We conducted semi-structured career history interviews with 14 engineers deliberately diversifying our sample by discipline, career stage, and other demographic markers. After transcribing the interviews verbatim, we inductively coded them,16, 17 and developed anonymous case studies based on critical incidents shared by each participant. We then tested four completed case studies with 112 undergraduate engineering students. This paper highlights three of the fourteen cases to examine the inequitable terrain on which professional engineers navigate ethical issues in their professional lives.

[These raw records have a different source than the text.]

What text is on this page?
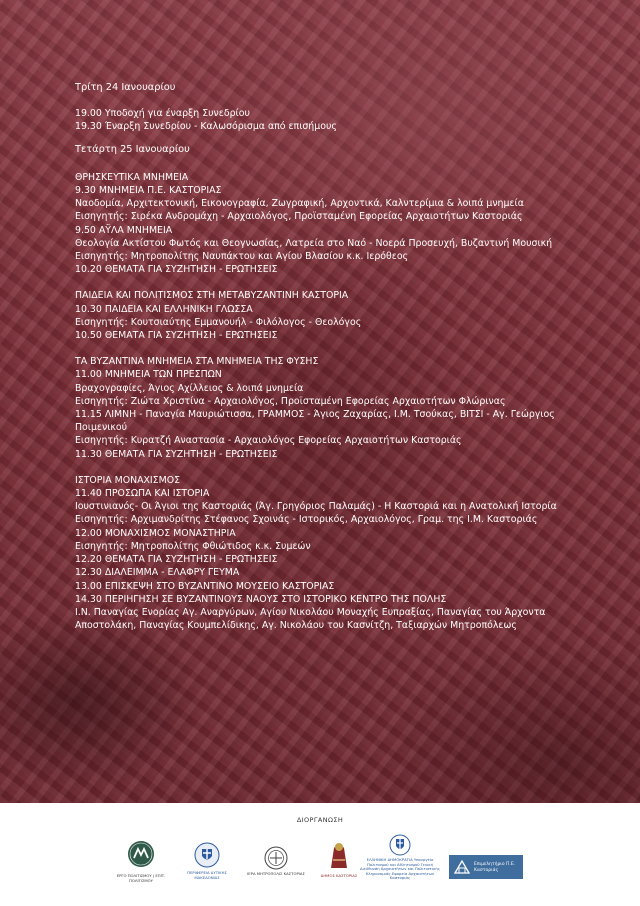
Τρίτη 24 Ιανουαρίου
19.00 Υποδοχή για έναρξη Συνεδρίου
19.30 Έναρξη Συνεδρίου - Καλωσόρισμα από επισήμους
Τετάρτη 25 Ιανουαρίου
ΘΡΗΣΚΕΥΤΙΚΑ ΜΝΗΜΕΙΑ
9.30 ΜΝΗΜΕΙΑ Π.Ε. ΚΑΣΤΟΡΙΑΣ
Ναοδομία, Αρχιτεκτονική, Εικονογραφία, Ζωγραφική, Αρχοντικά, Καλντερίμια & λοιπά μνημεία
Εισηγητής: Σιρέκα Ανδρομάχη - Αρχαιολόγος, Προϊσταμένη Εφορείας Αρχαιοτήτων Καστοριάς
9.50 ΑΫΛΑ ΜΝΗΜΕΙΑ
Θεολογία Ακτίστου Φωτός και Θεογνωσίας, Λατρεία στο Ναό - Νοερά Προσευχή, Βυζαντινή Μουσική
Εισηγητής: Μητροπολίτης Ναυπάκτου και Αγίου Βλασίου κ.κ. Ιερόθεος
10.20 ΘΕΜΑΤΑ ΓΙΑ ΣΥΖΗΤΗΣΗ - ΕΡΩΤΗΣΕΙΣ
ΠΑΙΔΕΙΑ ΚΑΙ ΠΟΛΙΤΙΣΜΟΣ ΣΤΗ ΜΕΤΑΒΥΖΑΝΤΙΝΗ ΚΑΣΤΟΡΙΑ
10.30 ΠΑΙΔΕΙΑ ΚΑΙ ΕΛΛΗΝΙΚΗ ΓΛΩΣΣΑ
Εισηγητής: Κουτσιαύτης Εμμανουήλ - Φιλόλογος - Θεολόγος
10.50 ΘΕΜΑΤΑ ΓΙΑ ΣΥΖΗΤΗΣΗ - ΕΡΩΤΗΣΕΙΣ
ΤΑ ΒΥΖΑΝΤΙΝΑ ΜΝΗΜΕΙΑ ΣΤΑ ΜΝΗΜΕΙΑ ΤΗΣ ΦΥΣΗΣ
11.00 ΜΝΗΜΕΙΑ ΤΩΝ ΠΡΕΣΠΩΝ
Βραχογραφίες, Άγιος Αχίλλειος & λοιπά μνημεία
Εισηγητής: Ζιώτα Χριστίνα - Αρχαιολόγος, Προϊσταμένη Εφορείας Αρχαιοτήτων Φλώρινας
11.15 ΛΙΜΝΗ - Παναγία Μαυριώτισσα, ΓΡΑΜΜΟΣ - Άγιος Ζαχαρίας, Ι.Μ. Τσούκας, ΒΙΤΣΙ - Αγ. Γεώργιος Ποιμενικού
Εισηγητής: Κυρατζή Αναστασία - Αρχαιολόγος Εφορείας Αρχαιοτήτων Καστοριάς
11.30 ΘΕΜΑΤΑ ΓΙΑ ΣΥΖΗΤΗΣΗ - ΕΡΩΤΗΣΕΙΣ
ΙΣΤΟΡΙΑ ΜΟΝΑΧΙΣΜΟΣ
11.40 ΠΡΟΣΩΠΑ ΚΑΙ ΙΣΤΟΡΙΑ
Ιουστινιανός- Οι Άγιοι της Καστοριάς (Άγ. Γρηγόριος Παλαμάς) - Η Καστοριά και η Ανατολική Ιστορία
Εισηγητής: Αρχιμανδρίτης Στέφανος Σχοινάς - Ιστορικός, Αρχαιολόγος, Γραμ. της Ι.Μ. Καστοριάς
12.00 ΜΟΝΑΧΙΣΜΟΣ ΜΟΝΑΣΤΗΡΙΑ
Εισηγητής: Μητροπολίτης Φθιώτιδος κ.κ. Συμεών
12.20 ΘΕΜΑΤΑ ΓΙΑ ΣΥΖΗΤΗΣΗ - ΕΡΩΤΗΣΕΙΣ
12.30 ΔΙΑΛΕΙΜΜΑ - ΕΛΑΦΡΥ ΓΕΥΜΑ
13.00 ΕΠΙΣΚΕΨΗ ΣΤΟ ΒΥΖΑΝΤΙΝΟ ΜΟΥΣΕΙΟ ΚΑΣΤΟΡΙΑΣ
14.30 ΠΕΡΙΗΓΗΣΗ ΣΕ ΒΥΖΑΝΤΙΝΟΥΣ ΝΑΟΥΣ ΣΤΟ ΙΣΤΟΡΙΚΟ ΚΕΝΤΡΟ ΤΗΣ ΠΟΛΗΣ
Ι.Ν. Παναγίας Ενορίας Αγ. Αναργύρων, Αγίου Νικολάου Μοναχής Ευπραξίας, Παναγίας του Άρχοντα Αποστολάκη, Παναγίας Κουμπελίδικης, Αγ. Νικολάου του Κασνίτζη, Ταξιαρχών Μητροπόλεως
ΔΙΟΡΓΑΝΩΣΗ
ΕΡΓΟ ΠΟΛΙΤΙΣΜΟΥ | ΕΠΙΤ. ΠΟΛΙΤΙΣΜΟΥ
ΠΕΡΙΦΕΡΕΙΑ ΔΥΤΙΚΗΣ ΜΑΚΕΔΟΝΙΑΣ
ΙΕΡΑ ΜΗΤΡΟΠΟΛΙΣ ΚΑΣΤΟΡΙΑΣ	ΔΗΜΟΣ ΚΑΣΤΟΡΙΑΣ
ΕΛΛΗΝΙΚΗ ΔΗΜΟΚΡΑΤΙΑ Υπουργείο Πολιτισμού και Αθλητισμού Γενική Διεύθυνση Αρχαιοτήτων και Πολιτιστικής Κληρονομιάς Εφορεία Αρχαιοτήτων Καστοριάς
Επιμελητήριο Π.Ε. Καστοριάς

Our open-ended invitation to share an ethical dilemma resulted in an interesting demographic trend. Gender figured prominently in the experiences of 5/7 women, but only 1/7 men; race figured prominently in the experiences of 2/4 racialized engineers, and 0/10 white engineers; and the only two engineers to mention sexuality were LGBTQ-identified. While not all female engineers raised the issue of gender and not all racialized engineers raised the issue of race, our findings suggest that equity issues are more prevalent in ethical dilemmas faced by historically disadvantaged groups of engineers than in those of their historically advantaged counterparts. We illustrate this finding through the cases of “Tanya,” an engineering intern who reconsiders her technical career after encountering subtle and overt discrimination in the mining industry; “Matthew,” a junior engineering operator who is asked to cover for a senior colleague who fell asleep on the job; and “Awande,” an industrial engineering student who is shocked and angered when her professor introduces the mechanization of an industry historically driven by slave labour as though it is a neutral example of engineering optimization.
Our findings suggest that equity issues are deeply engrained in engineering ethics and as such, it behoves us as engineering educators to move beyond simply exposing students to their respective ethical codes. We also need to help them navigate the challenging ethical situations they are likely to encounter in their professional lives, paying close attention to the systemic inequities structured into the profession.